3.   Gadis Dalam Lukisan

            Lorong itu gelap dan sunyi, cahaya lampu yang temaram menyinari lukisan-lukisan yang tergantung disepanjang dindingnya. Jauh menjorok dibagian dalam lorong yang sepi, nampak seorang gadis cantik sedang tersenyum lebar, terkurung di dalam lukisan. Cahaya bulan menari-nari dibingkainya yang keemasan. Rambutnya yang panjang dan bergelombang berkilauan terkena cahaya bulan. Gaunnya yang putih dan panjang menyapu lantai tampak transparan_berkibar-kibar terkena angin malam. Pembuluh nadi merah keunguan hampir tampak dibalik kulitnya yang tipis seperti kulit bawang.Tangan kanannya mendekap dadanya_menggenggam erat setangkai mawar merah, merah... merah darah__semerah bibirnya yang tipis. Wajahnya yang putih mungil bagaikan wajah seorang peri. Gadis itu tampak sempurna dengan cara yang aneh...dengan cara yang menakutkan
            Senyuman gadis dalam lukisan itu tiba-tiba menghilang, digantikan dengan seringai lebar di bibirnya, memperlihatkan sepasang taring tajam yang berkilauan. Bola matanya yang indah berkilauan memperlihatkan ekspresi wajahnya yang kejam. Matanya melirik kekanan dan kekiri lalu menatap lurus ke depan.
Tangan-tangan kecilnya yang kurus dan panjang berusaha merobek dan menembus keluar lukisan. Menggapai bingkai lukisan dan mencengkeramnya kuat. Kepalanya dicondongkan kekiri, lalu didorongnya kuat-kuat keluar dari dalam lukisan. Wajahnya didongakkan ke atas, matanya yang berkilauan menatap sinar rembulan dengan penuh kemenangan. Bertumpu pada kedua tangannya, ditarik badannya keluar melewati bingkai lukisan. Satu persatu dia menginjakkan kaki-kakinya yang kurus dan telanjang ke atas lantai batu yang licin dan dingin. Rambutnya terlihat kusut dan berantakan_tergerai menutupi wajahnya yang menakutkan.

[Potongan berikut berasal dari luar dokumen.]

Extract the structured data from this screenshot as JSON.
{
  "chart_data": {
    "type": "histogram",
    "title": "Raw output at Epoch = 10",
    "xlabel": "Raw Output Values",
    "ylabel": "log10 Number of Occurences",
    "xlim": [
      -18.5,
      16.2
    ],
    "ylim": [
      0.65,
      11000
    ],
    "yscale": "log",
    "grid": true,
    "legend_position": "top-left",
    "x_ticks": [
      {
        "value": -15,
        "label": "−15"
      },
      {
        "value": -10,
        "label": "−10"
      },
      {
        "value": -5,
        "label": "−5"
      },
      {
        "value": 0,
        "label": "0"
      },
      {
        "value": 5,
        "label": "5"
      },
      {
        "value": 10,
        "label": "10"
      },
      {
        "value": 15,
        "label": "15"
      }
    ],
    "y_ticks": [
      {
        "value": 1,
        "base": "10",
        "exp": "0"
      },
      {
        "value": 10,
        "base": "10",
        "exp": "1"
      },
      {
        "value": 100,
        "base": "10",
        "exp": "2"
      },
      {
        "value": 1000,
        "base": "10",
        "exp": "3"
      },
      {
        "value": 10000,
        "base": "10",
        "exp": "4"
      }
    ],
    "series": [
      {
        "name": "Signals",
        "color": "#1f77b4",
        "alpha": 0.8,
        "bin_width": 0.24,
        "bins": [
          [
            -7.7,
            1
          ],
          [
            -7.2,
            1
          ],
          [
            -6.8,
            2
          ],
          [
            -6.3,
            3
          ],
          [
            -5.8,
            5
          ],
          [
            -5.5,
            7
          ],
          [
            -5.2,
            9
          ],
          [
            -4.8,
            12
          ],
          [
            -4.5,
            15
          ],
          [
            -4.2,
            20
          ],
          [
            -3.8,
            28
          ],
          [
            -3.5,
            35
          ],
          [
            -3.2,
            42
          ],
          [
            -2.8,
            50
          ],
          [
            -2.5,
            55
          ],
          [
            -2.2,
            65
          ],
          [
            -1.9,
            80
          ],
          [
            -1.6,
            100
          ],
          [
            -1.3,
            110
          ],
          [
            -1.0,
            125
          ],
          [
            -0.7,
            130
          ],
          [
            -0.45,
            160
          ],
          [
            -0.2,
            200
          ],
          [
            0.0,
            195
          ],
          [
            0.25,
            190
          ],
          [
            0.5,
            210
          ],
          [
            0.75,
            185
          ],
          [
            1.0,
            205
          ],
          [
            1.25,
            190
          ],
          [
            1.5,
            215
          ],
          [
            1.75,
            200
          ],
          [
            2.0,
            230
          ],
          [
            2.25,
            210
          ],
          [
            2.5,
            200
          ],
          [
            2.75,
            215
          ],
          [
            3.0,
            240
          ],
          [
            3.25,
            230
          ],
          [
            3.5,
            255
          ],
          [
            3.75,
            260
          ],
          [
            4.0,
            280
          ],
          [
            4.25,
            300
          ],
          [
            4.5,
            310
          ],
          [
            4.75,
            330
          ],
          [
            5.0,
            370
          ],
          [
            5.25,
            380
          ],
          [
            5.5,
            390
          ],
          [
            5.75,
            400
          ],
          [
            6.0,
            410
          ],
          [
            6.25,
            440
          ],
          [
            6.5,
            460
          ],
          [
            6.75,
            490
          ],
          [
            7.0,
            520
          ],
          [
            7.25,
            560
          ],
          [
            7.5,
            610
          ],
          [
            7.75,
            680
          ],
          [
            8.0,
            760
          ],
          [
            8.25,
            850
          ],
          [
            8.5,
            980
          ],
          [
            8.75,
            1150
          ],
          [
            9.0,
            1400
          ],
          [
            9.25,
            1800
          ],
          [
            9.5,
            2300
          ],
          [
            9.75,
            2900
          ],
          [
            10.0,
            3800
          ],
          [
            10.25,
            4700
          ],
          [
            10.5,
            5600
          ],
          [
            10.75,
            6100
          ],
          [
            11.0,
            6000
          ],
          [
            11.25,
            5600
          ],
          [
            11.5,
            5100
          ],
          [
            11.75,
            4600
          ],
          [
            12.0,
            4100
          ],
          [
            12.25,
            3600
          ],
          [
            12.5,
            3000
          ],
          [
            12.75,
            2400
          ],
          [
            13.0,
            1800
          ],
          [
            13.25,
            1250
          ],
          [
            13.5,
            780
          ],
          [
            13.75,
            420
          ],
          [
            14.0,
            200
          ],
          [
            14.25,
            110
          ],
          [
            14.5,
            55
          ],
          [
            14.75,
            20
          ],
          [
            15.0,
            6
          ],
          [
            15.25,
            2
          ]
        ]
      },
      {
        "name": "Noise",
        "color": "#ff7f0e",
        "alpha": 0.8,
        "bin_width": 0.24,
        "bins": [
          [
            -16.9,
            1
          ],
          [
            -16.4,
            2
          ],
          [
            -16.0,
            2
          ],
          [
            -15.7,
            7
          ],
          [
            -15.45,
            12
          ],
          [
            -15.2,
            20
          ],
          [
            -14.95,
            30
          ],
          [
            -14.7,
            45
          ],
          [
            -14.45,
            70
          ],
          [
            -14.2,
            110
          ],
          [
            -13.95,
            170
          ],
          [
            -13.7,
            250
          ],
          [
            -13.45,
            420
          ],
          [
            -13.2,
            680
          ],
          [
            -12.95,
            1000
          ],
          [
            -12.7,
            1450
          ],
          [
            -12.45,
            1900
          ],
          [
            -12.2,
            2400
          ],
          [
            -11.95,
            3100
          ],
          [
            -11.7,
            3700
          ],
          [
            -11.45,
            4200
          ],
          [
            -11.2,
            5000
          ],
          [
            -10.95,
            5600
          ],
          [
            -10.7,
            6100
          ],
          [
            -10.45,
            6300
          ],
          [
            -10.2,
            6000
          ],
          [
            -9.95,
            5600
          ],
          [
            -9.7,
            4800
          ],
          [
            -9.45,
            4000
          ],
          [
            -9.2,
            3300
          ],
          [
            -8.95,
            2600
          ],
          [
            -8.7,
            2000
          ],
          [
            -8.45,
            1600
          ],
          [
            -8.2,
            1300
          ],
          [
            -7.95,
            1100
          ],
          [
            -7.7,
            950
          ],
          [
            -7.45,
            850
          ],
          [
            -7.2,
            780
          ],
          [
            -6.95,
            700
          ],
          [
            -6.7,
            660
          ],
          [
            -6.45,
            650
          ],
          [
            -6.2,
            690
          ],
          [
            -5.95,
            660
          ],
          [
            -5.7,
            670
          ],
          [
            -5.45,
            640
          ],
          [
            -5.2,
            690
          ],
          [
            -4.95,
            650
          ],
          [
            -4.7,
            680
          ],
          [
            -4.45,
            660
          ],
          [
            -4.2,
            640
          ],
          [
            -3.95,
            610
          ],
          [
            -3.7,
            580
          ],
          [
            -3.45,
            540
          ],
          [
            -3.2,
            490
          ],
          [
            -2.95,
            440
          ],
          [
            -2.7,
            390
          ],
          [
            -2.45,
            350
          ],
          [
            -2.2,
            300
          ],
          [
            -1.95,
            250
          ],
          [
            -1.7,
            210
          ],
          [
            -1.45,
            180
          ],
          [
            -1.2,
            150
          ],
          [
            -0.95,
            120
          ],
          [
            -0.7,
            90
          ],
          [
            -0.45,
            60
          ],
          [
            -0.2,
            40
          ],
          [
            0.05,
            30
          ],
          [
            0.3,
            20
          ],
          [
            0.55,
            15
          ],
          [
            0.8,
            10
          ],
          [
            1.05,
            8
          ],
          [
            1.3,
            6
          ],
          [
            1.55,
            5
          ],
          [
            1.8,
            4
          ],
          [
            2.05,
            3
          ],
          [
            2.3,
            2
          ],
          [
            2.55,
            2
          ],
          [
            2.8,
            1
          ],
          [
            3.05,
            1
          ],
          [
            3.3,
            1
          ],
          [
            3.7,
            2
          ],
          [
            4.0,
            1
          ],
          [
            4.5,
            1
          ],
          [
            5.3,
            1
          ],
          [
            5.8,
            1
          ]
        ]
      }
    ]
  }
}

            Kabut semakin tebal di St Angel High School, udara dingin semakin menusuk.
            Tergesa-gesa Mark mengenakan seragamnya, menyisir rambutnya yang masih basah, memakai kaos kaki dan sepatunya, kemudian merapikan celana renang yang basah dan handuknya yang kotor ke dalam tas. Dilihatnya jam yang melingkar ditangan kirinya. Sekarang sudah jam setengah enam sore. Rupanya tadi Mark keasyikan berenang sehingga lupa waktu. Diraihnya jaket berwarna biru dari dalam loker. Setelah selesai mengenakan jaketnya, Mark mengunci lokernya, memasukkan kunci ke dalam tas dan segera bergegas meninggalkan ruang ganti. Gedung olahraga di sore hari mulai terlihat sunyi, sebagian lampunya sudah mulai dipadamkan oleh penjaga sekolah. Mark satu-satunya siswa yang masih berada di dalam gedung.
            Dirinya terlambat...tadi siang dia berjanji untuk bikin pe-er bersama teman-temannya di asrama.
            Mark semakin mempercepat langkahnya menuju pintu keluar. Derap langkah kakinya bergema menggetarkan dinding-dinding gedung olahraga yang sunyi.
            Di luar gedung terlihat beberapa anak berlalu-lalang, ada yang berkumpul bersama teman-temannya, mengobrol dan sibuk dengan urusannya masing-masing.
            Hari semakin larut, Mark bimbang sejenak memutuskan rute mana yang akan diambil. Dia menimbang-nimbang untuk berjalan memutar melalui asrama guru_walau pun jauh tapi masih banyak orang yang berlalu-lalang melewati rute ini atau mengambil jalan pintas yang lebih cepat dengan melintasi taman yang sepi langsung menuju asrama_tetapi dia harus sedikit berjalan memutar melewati ruang kelasnya terlebih dahulu.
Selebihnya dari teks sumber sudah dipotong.